Ao observarmos as possibilidades dos grupos terapêuticos ofertados pelo serviço, identificamos poucos espaços destinados ao público adolescente entendendo que seus interesses, afinidades e necessidades são diferentes do usuário adulto que recorre ao CAPS AD. Dentro deste cenário, talvez esta seja uma hipótese do motivo dos adolescentes e familiares terem baixa participação nos espaços de grupo do CAPS AD.

 Discussão em equipe. Em relação a 48% dos usuários acolhidos, seus casos tiveram pelo menos uma discussão em equipe; há casos em que ocorreu mais de uma discussão. Entretanto há poucas descrições nos prontuários da avaliação realizada pela equipe, os objetivos do cuidado, assim como sobre a conduta tomada.

Acreditamos que talvez estes pontos tenham sido abordados na reunião, mas o não registro contribui para a não continuidade dos acordos institucionais perante o acompanhamento realizado, acarretando negativamente na linha de cuidado que o serviço pretende construir. Tal cenário faz com que as informações fiquem centradas somente nos profissionais que participaram da discussão e com a alta demanda do trabalho estes dados vão se perdendo.

 Encaminhamento para o CAPS IJ. Mesmo antes da portaria da Secretaria Municipal de Saúde, Nº 2311/2016-SMS.G – de 23/12/2016, já havia uma percepção do CAPS AD de que a demanda relacionada a adolescentes com histórico de uso / abuso de drogas era uma demanda de cuidado para o CAPS IJ, vide o total de 44% de adolescentes acolhidos neste serviço que foram encaminhados para o CAPS IJ no ano de 2016.
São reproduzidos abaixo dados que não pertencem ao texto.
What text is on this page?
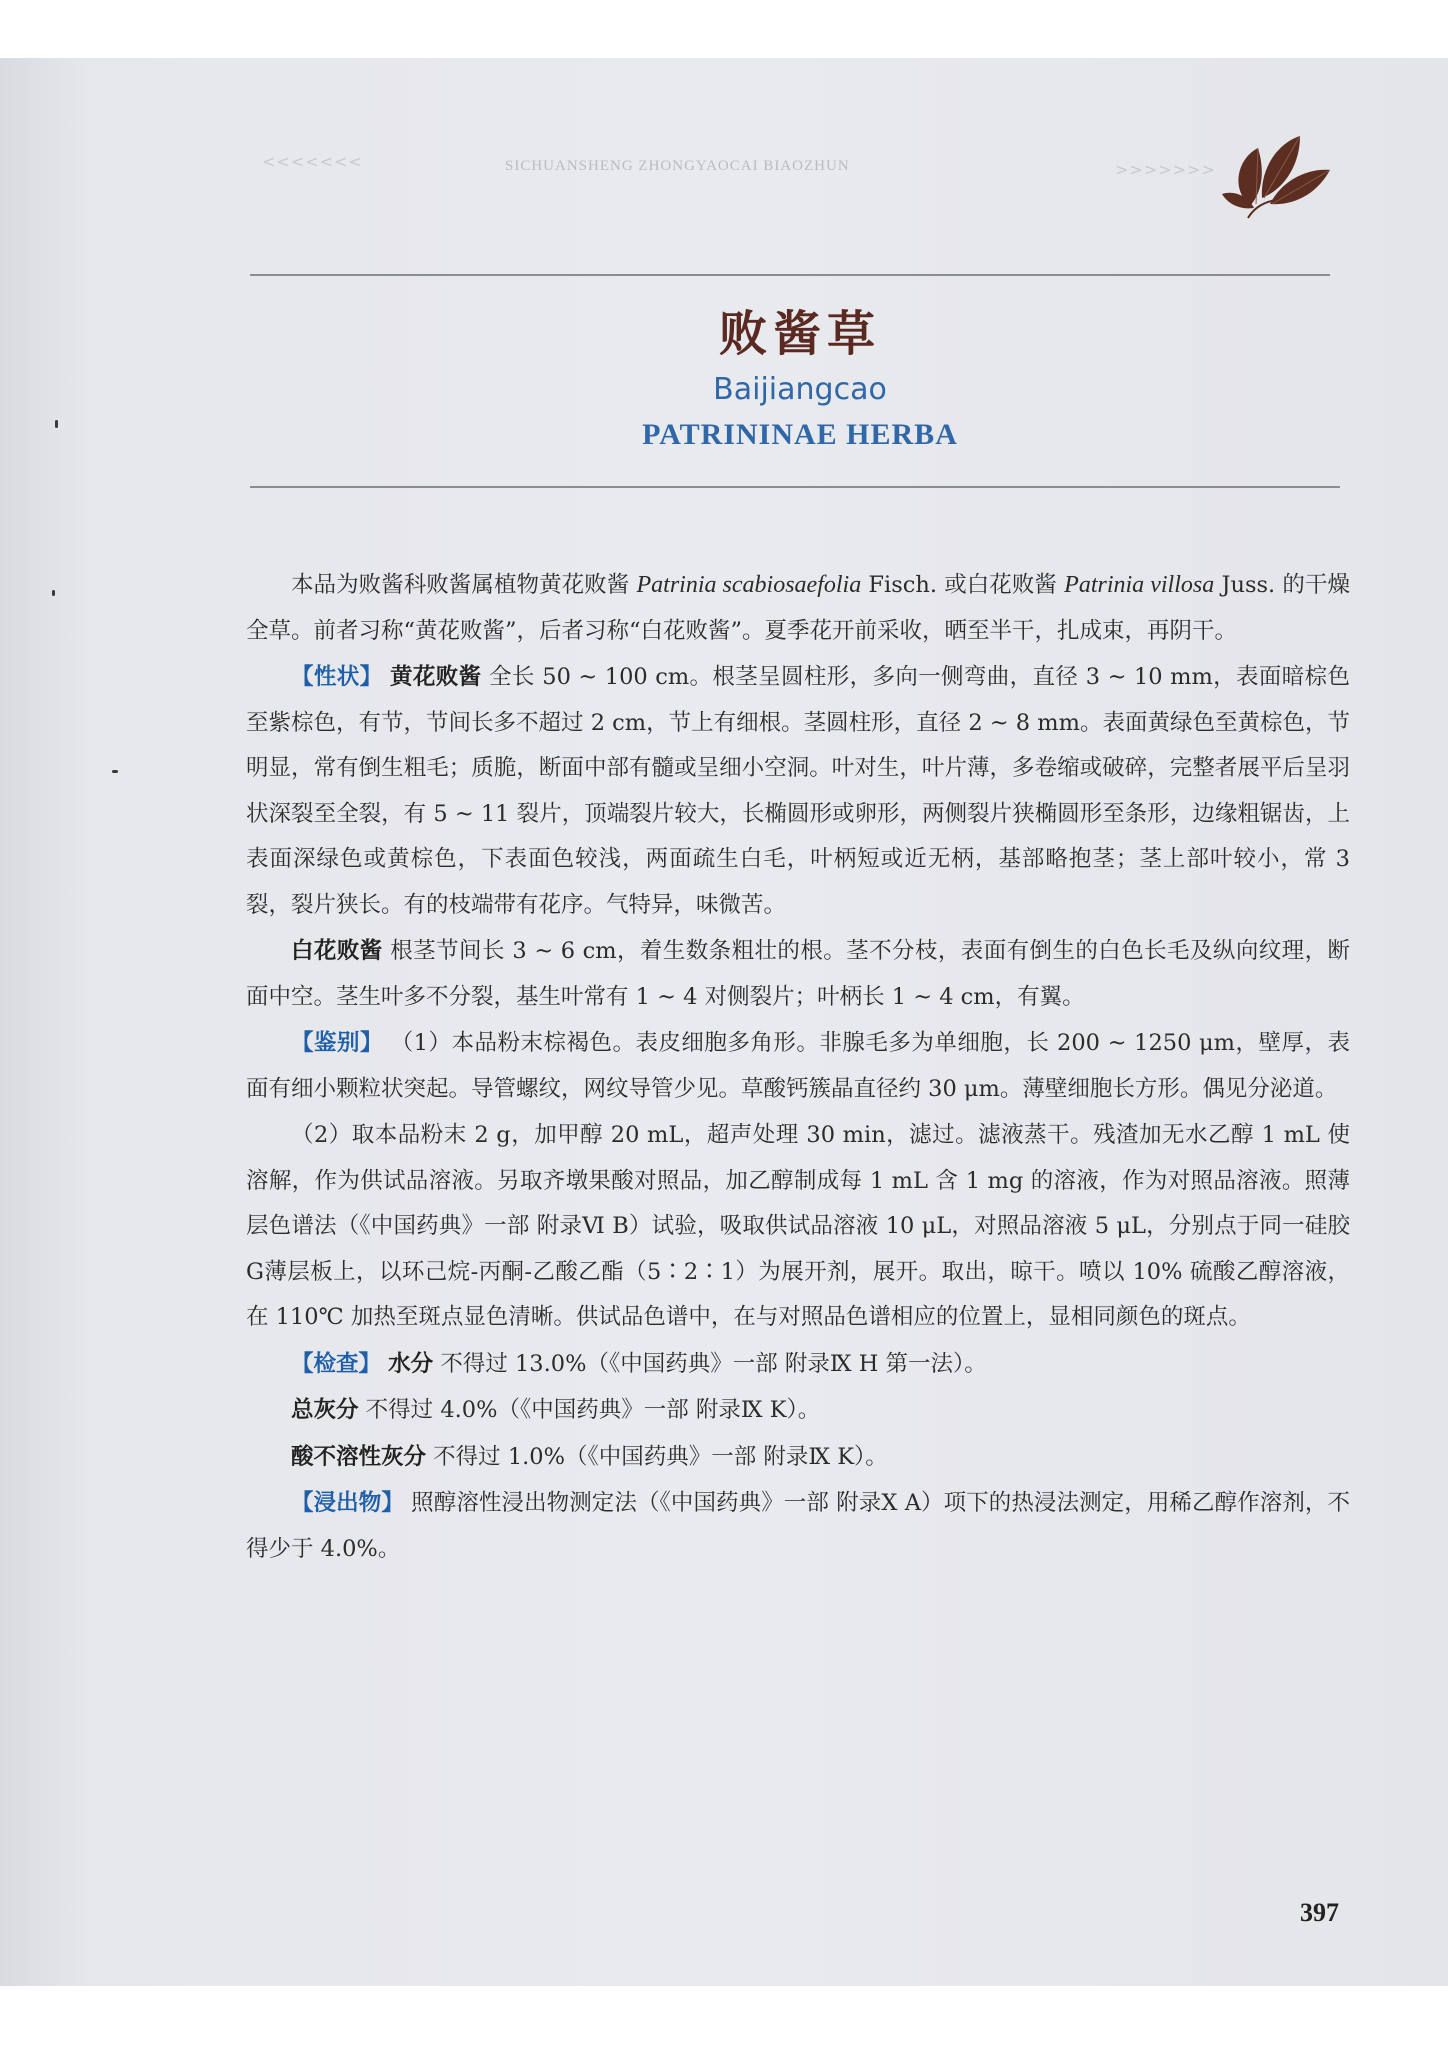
<<<<<<<	SICHUANSHENG ZHONGYAOCAI BIAOZHUN	>>>>>>>
败酱草
Baijiangcao
PATRININAE HERBA

本品为败酱科败酱属植物黄花败酱 Patrinia scabiosaefolia Fisch. 或白花败酱 Patrinia villosa Juss. 的干燥全草。前者习称“黄花败酱”，后者习称“白花败酱”。夏季花开前采收，晒至半干，扎成束，再阴干。

【性状】 黄花败酱 全长 50 ~ 100 cm。根茎呈圆柱形，多向一侧弯曲，直径 3 ~ 10 mm，表面暗棕色至紫棕色，有节，节间长多不超过 2 cm，节上有细根。茎圆柱形，直径 2 ~ 8 mm。表面黄绿色至黄棕色，节明显，常有倒生粗毛；质脆，断面中部有髓或呈细小空洞。叶对生，叶片薄，多卷缩或破碎，完整者展平后呈羽状深裂至全裂，有 5 ~ 11 裂片，顶端裂片较大，长椭圆形或卵形，两侧裂片狭椭圆形至条形，边缘粗锯齿，上表面深绿色或黄棕色，下表面色较浅，两面疏生白毛，叶柄短或近无柄，基部略抱茎；茎上部叶较小，常 3 裂，裂片狭长。有的枝端带有花序。气特异，味微苦。

白花败酱 根茎节间长 3 ~ 6 cm，着生数条粗壮的根。茎不分枝，表面有倒生的白色长毛及纵向纹理，断面中空。茎生叶多不分裂，基生叶常有 1 ~ 4 对侧裂片；叶柄长 1 ~ 4 cm，有翼。

【鉴别】 （1）本品粉末棕褐色。表皮细胞多角形。非腺毛多为单细胞，长 200 ~ 1250 μm，壁厚，表面有细小颗粒状突起。导管螺纹，网纹导管少见。草酸钙簇晶直径约 30 μm。薄壁细胞长方形。偶见分泌道。

（2）取本品粉末 2 g，加甲醇 20 mL，超声处理 30 min，滤过。滤液蒸干。残渣加无水乙醇 1 mL 使溶解，作为供试品溶液。另取齐墩果酸对照品，加乙醇制成每 1 mL 含 1 mg 的溶液，作为对照品溶液。照薄层色谱法（《中国药典》一部 附录Ⅵ B）试验，吸取供试品溶液 10 μL，对照品溶液 5 μL，分别点于同一硅胶G薄层板上，以环己烷-丙酮-乙酸乙酯（5∶2∶1）为展开剂，展开。取出，晾干。喷以 10% 硫酸乙醇溶液，在 110℃ 加热至斑点显色清晰。供试品色谱中，在与对照品色谱相应的位置上，显相同颜色的斑点。

【检查】 水分 不得过 13.0%（《中国药典》一部 附录Ⅸ H 第一法）。

总灰分 不得过 4.0%（《中国药典》一部 附录Ⅸ K）。

酸不溶性灰分 不得过 1.0%（《中国药典》一部 附录Ⅸ K）。

【浸出物】 照醇溶性浸出物测定法（《中国药典》一部 附录Ⅹ A）项下的热浸法测定，用稀乙醇作溶剂，不得少于 4.0%。

397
Dentre estes encaminhamentos, em um único prontuário está descrita a justificativa que motivou esse procedimento: a relação que o adolescente estabelece com a droga é secundária, comparada à situação de vulnerabilidade social vivenciada pelo usuário, e há um entendimento de que o CAPS IJ terá melhores condições para realizar o atendimento e o cuidado necessário. Entretanto no registro da evolução nos demais prontuários não há uma clareza de qual argumento foi norteador para a não inserção do adolescente no CAPS AD ou para o encaminhamento para acompanhamento no CAPS IJ.

Do total de adolescentes encaminhados do CAPS AD para o CAPS IJ apenas a metade realizou acolhimento no CAPS IJ, apontando a necessidade de rever este fluxo de encaminhamento e a entrada no CAPS IJ diante desta circunstância.